I just labbed this up again and I’m getting the same RIB failures. If you enable a debug, you can see the reason:
R1#debug ip routing IP routing debugging is on
This shows up when you clear the routing table or clear the BGP neighbor adjacency:
RT: rib validate nexthop return code: 3 RT: rib validate nexthop return code: 3 RT: rib validate nexthop return code: 3
Return code 3 means the prefix is filtered because of an access-list. This one got me scratching my head for a bit…
The weird thing is, the access-list seems to be correct. They use the exact same example here:
After some tests, it seems that R1 denies the next hop IP address.
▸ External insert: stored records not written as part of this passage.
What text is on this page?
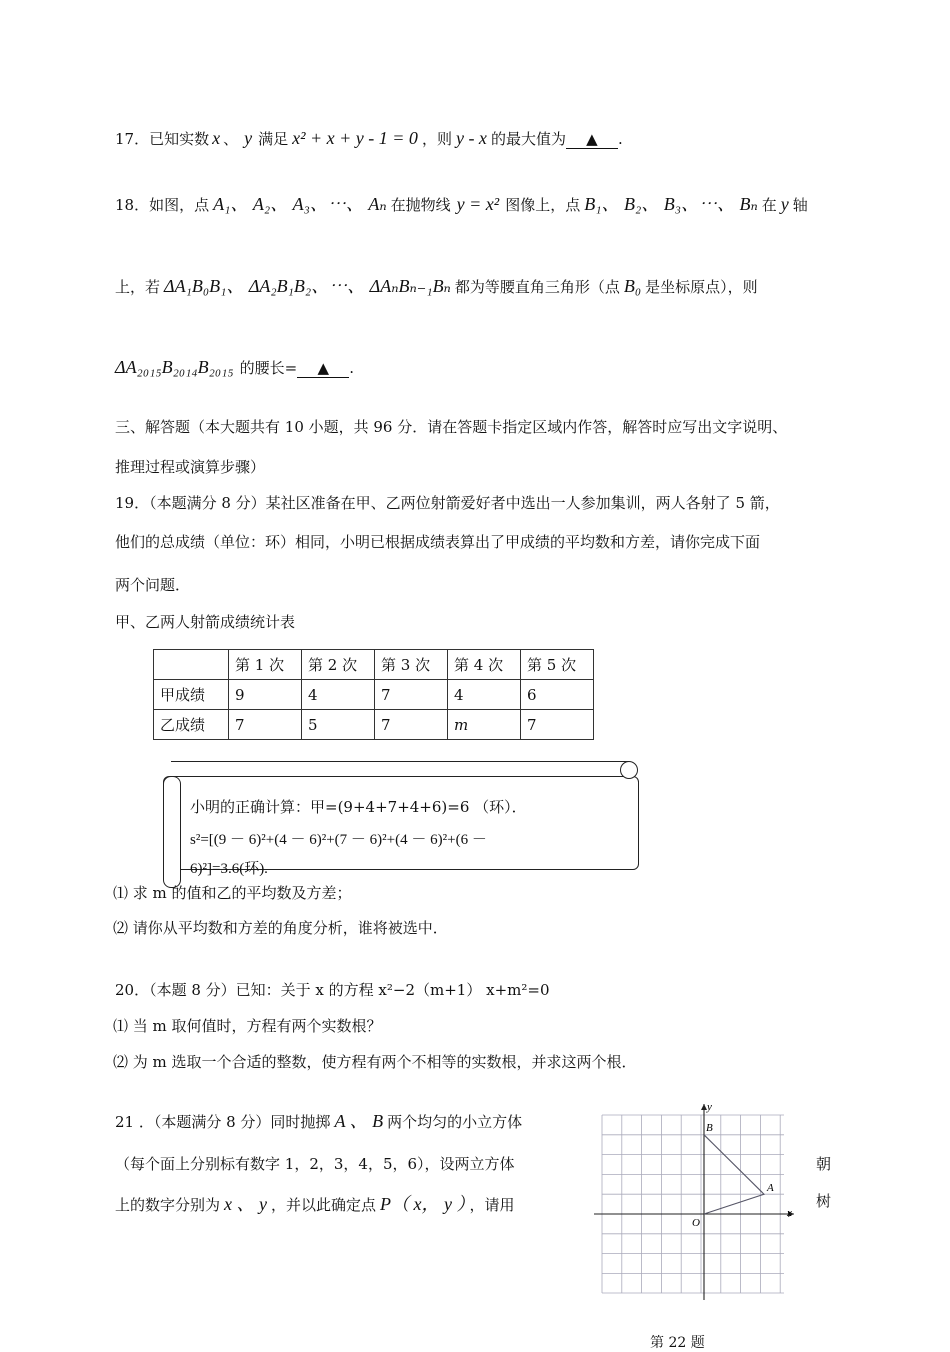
17．已知实数 x 、 y 满足 x² + x + y - 1 = 0 ，则 y - x 的最大值为 ▲ .
18．如图，点 A₁、 A₂、 A₃、⋯、 Aₙ 在抛物线 y = x² 图像上，点 B₁、 B₂、 B₃、⋯、 Bₙ 在 y 轴
上，若 ΔA₁B₀B₁、 ΔA₂B₁B₂、⋯、 ΔAₙBₙ₋₁Bₙ 都为等腰直角三角形（点 B₀ 是坐标原点），则
ΔA₂₀₁₅B₂₀₁₄B₂₀₁₅ 的腰长= ▲ .
三、解答题（本大题共有 10 小题，共 96 分．请在答题卡指定区域内作答，解答时应写出文字说明、
推理过程或演算步骤）
19．（本题满分 8 分）某社区准备在甲、乙两位射箭爱好者中选出一人参加集训，两人各射了 5 箭，
他们的总成绩（单位：环）相同，小明已根据成绩表算出了甲成绩的平均数和方差，请你完成下面
两个问题．
甲、乙两人射箭成绩统计表
	第 1 次	第 2 次	第 3 次	第 4 次	第 5 次
甲成绩	9	4	7	4	6
乙成绩	7	5	7	m	7
小明的正确计算：甲=(9+4+7+4+6)=6 （环）．
s²=[(9 － 6)²+(4 － 6)²+(7 － 6)²+(4 － 6)²+(6 －
6)²]=3.6(环).
⑴ 求 m 的值和乙的平均数及方差；
⑵ 请你从平均数和方差的角度分析，谁将被选中．
20．（本题 8 分）已知：关于 x 的方程 x²−2（m+1） x+m²=0
⑴ 当 m 取何值时，方程有两个实数根？
⑵ 为 m 选取一个合适的整数，使方程有两个不相等的实数根，并求这两个根．
21 ．（本题满分 8 分）同时抛掷 A 、 B 两个均匀的小立方体
（每个面上分别标有数字 1，2，3，4，5，6），设两立方体	朝
上的数字分别为 x 、 y ，并以此确定点 P（ x， y ） ，请用	树
y
x
O
A
B
第 22 题
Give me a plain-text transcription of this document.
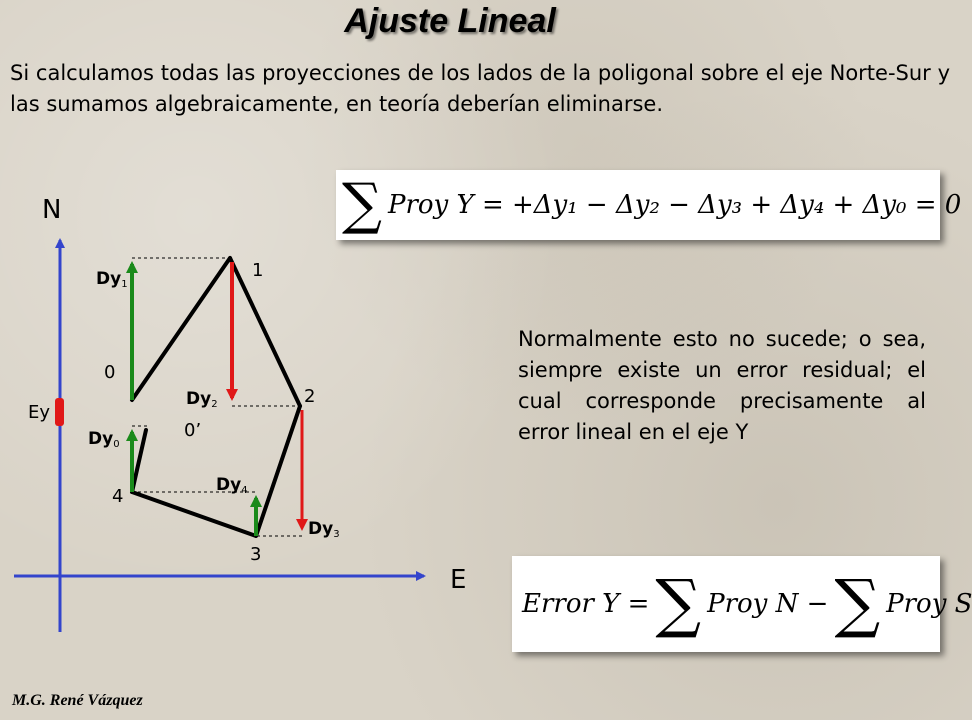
Ajuste Lineal
Si calculamos todas las proyecciones de los lados de la poligonal sobre el eje Norte-Sur y las sumamos algebraicamente, en teoría deberían eliminarse.
∑ Proy Y = +Δy₁ − Δy₂ − Δy₃ + Δy₄ + Δy₀ = 0
Normalmente esto no sucede; o sea, siempre existe un error residual; el cual corresponde precisamente al error lineal en el eje Y
Error Y = ∑ Proy N − ∑ Proy S
N
E
Ey
0
1
2
3
4
0’
Dy1
Dy2
Dy3
Dy4
Dy0
M.G. René Vázquez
If you add a statement like this:
R1(config)#access-list 100 permit ip host 192.168.12.2 any
Then it works:
R1#show ip bgp BGP table version is 4, local router ID is 192.168.12.1 Status codes: s suppressed, d damped, h history, * valid, > best, i - internal, r RIB-failure, S Stale, m multipath, b backup-path, f RT-Filter, x best-external, a additional-path, c RIB-compressed, t secondary path, Origin codes: i - IGP, e - EGP, ? - incomplete RPKI validation codes: V valid, I invalid, N Not found Network Next Hop Metric LocPrf Weight Path *> 220.127.116.11 192.168.12.2 0 0 2 i *> 172.16.0.0/24 192.168.12.2 0 0 2 i *> 192.168.1.0 192.168.12.2 0 0 2 i
You can see it in the debug too:
R1#clear ip route * RT: updating bgp 18.104.22.168/8 (0x0) : via 192.168.12.2 0 1048577 RT: add 22.214.171.124/8 via 192.168.12.2, bgp metric [20/0] RT: updating bgp 172.16.0.0/24 (0x0) : via 192.168.12.2 0 1048577 RT: add 172.16.0.0/24 via 192.168.12.2, bgp metric [20/0] RT: updating bgp 192.168.1.0/24 (0x0) : via 192.168.12.2 0 1048577 RT: add 192.168.1.0/24 via 192.168.12.2, bgp metric [20/0]
And a match on the access-list:
R1#show access-lists Extended IP access list 100 10 permit ip host 126.96.36.199 host 255.0.0.0 (3 matches) 20 permit ip host 172.16.0.0 host 255.255.255.0 (3 matches) 30 permit ip host 192.168.1.0 host 255.255.255.0 (3 matches) 40 permit ip host 192.168.12.2 any (9 matches)
It’s strange and this doesn’t seem to be documented. Anyway, after adding it, it works.
thanks for your effort and explanation, it seems to be a software version error as I tried it again on an IOS XE router and it worked fine with your configuration.
Thanks for sharing that. I was wondering if it was related to platform/ IOS version. I originally wrote this article using IOS 12.4T and yesterday I tried it on IOS 15.x. Funny that it’s different on IOS XE.
Seems there is a typo:
R1(config)#access-list 100 permit ip 172.16.0.0 0.0.0.0 255.255.255.0 0.0.0.0
In the text you mention /16 so in the config example the subnet mask is incorrect.
Here’s a screenshot of the text in question:
It seems the text indicates a /24 subnet mask which is what is found in the access list. Unless I’m missing something… Please clarify when you get a chance.
It’s the text right below that screenshot:
“In the second entry we want an exact match for “172.16.0.0” so we use network 172.16.0.0 with wildcard 0.0.0.0. The prefix-length has to be exactly /16 so we use subnet mask 255.255.0.0 with wildcard 0.0.0.0.”
But indeed it would make sense to change that part to /24 and 255.255.255.0 instead so it all matches up.